Friday, July 3, 2009

A Crisis of Politics, Not Economics: Complexity, Ignorance & Policy Failure

Critical Review is publishing a special issue on the financial crisis. Economist Jeffrey Friedman writes in his introduction:
"...if we take seriously the possibility that market participants are making cognitive rather than incentives-based errors, the case for regulation loses considerable force."
"Indeed, what may have saved the world from complete economic chaos in 2008 was the fact that the regulations were loose enough that many investors and many bankers had resisted buying the "safe" securities that most banks seem to have bought.
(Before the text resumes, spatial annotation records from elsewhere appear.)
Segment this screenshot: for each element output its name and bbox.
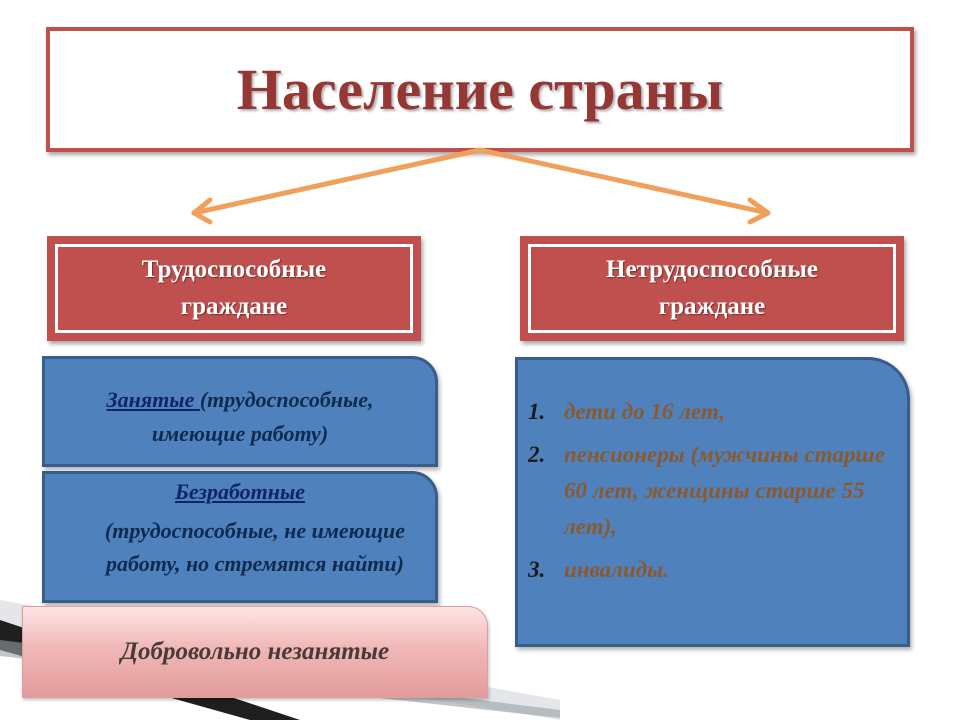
unemployed-box: Безработные (трудоспособные, не имеющие … [42, 471, 438, 603]
arrow-left [191, 147, 483, 216]
branch-arrows [191, 147, 771, 225]
non-able-list-box: 1. дети до 16 лет, 2. пенсионеры (мужчин… [515, 357, 910, 647]
arrow-left-head [191, 197, 213, 225]
employed-link[interactable]: Занятые [106, 387, 200, 412]
unemployed-desc: (трудоспособные, не имеющие работу, но с… [104, 518, 406, 576]
page-title: Население страны [236, 57, 724, 122]
employed-desc-1: (трудоспособные, [199, 387, 374, 412]
unable-label-line2: граждане [658, 292, 766, 320]
arrow-right [477, 147, 771, 216]
list-item-text: инвалиды. [564, 557, 669, 582]
category-able-bodied-label: Трудоспособные граждане [55, 244, 413, 333]
unable-label-line1: Нетрудоспособные [606, 256, 818, 284]
able-label-line2: граждане [180, 292, 288, 320]
list-item-text: дети до 16 лет, [564, 399, 726, 424]
list-item: 2. пенсионеры (мужчины старше 60 лет, же… [528, 437, 887, 545]
category-non-able-bodied-label: Нетрудоспособные граждане [528, 244, 896, 333]
non-able-list: 1. дети до 16 лет, 2. пенсионеры (мужчин… [528, 394, 887, 595]
arrow-right-head [747, 197, 771, 225]
list-item-text: пенсионеры (мужчины старше 60 лет, женщи… [564, 442, 885, 539]
list-item-number: 1. [528, 399, 546, 424]
list-item: 3. инвалиды. [528, 552, 887, 588]
employed-desc-2: имеющие работу) [151, 421, 329, 447]
voluntary-label: Добровольно незанятые [120, 638, 390, 665]
list-item-number: 3. [528, 557, 546, 582]
list-item-number: 2. [528, 442, 546, 467]
able-label-line1: Трудоспособные [141, 256, 327, 284]
list-item: 1. дети до 16 лет, [528, 394, 887, 430]
category-non-able-bodied: Нетрудоспособные граждане [520, 236, 904, 341]
employed-box: Занятые (трудоспособные, имеющие работу) [42, 356, 438, 467]
voluntary-unemployed-box: Добровольно незанятые [22, 606, 488, 698]
title-box: Население страны [46, 27, 914, 152]
category-able-bodied: Трудоспособные граждане [47, 236, 421, 341]
unemployed-link[interactable]: Безработные [174, 479, 306, 504]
Heterogeneous behavior like that, however, is allowed for, encouraged, and rewarded by capitalism; and is either discouraged or prohibited by regulation, depending on how tight the regulations are."
Economist Arnold Kling interprets Friedman:
"Which is more vulnerable to catastrophic failure: a relatively unregulated system, in which participants pursue diverse strategies; or a strongly regulated system? For Friedman, the latter is more vulnerable, because of the risk of promoting homogeneous behavior, so that one mistake affects everyone."

"All of us have our intellectual hobby horses. Friedman's hobby horse seems to be the existence of cognitive weakness or ignorance. He is constantly asking what happens if leaders have cognitive biases or information gaps. In general, I think when you take that problem seriously, you fear strong government."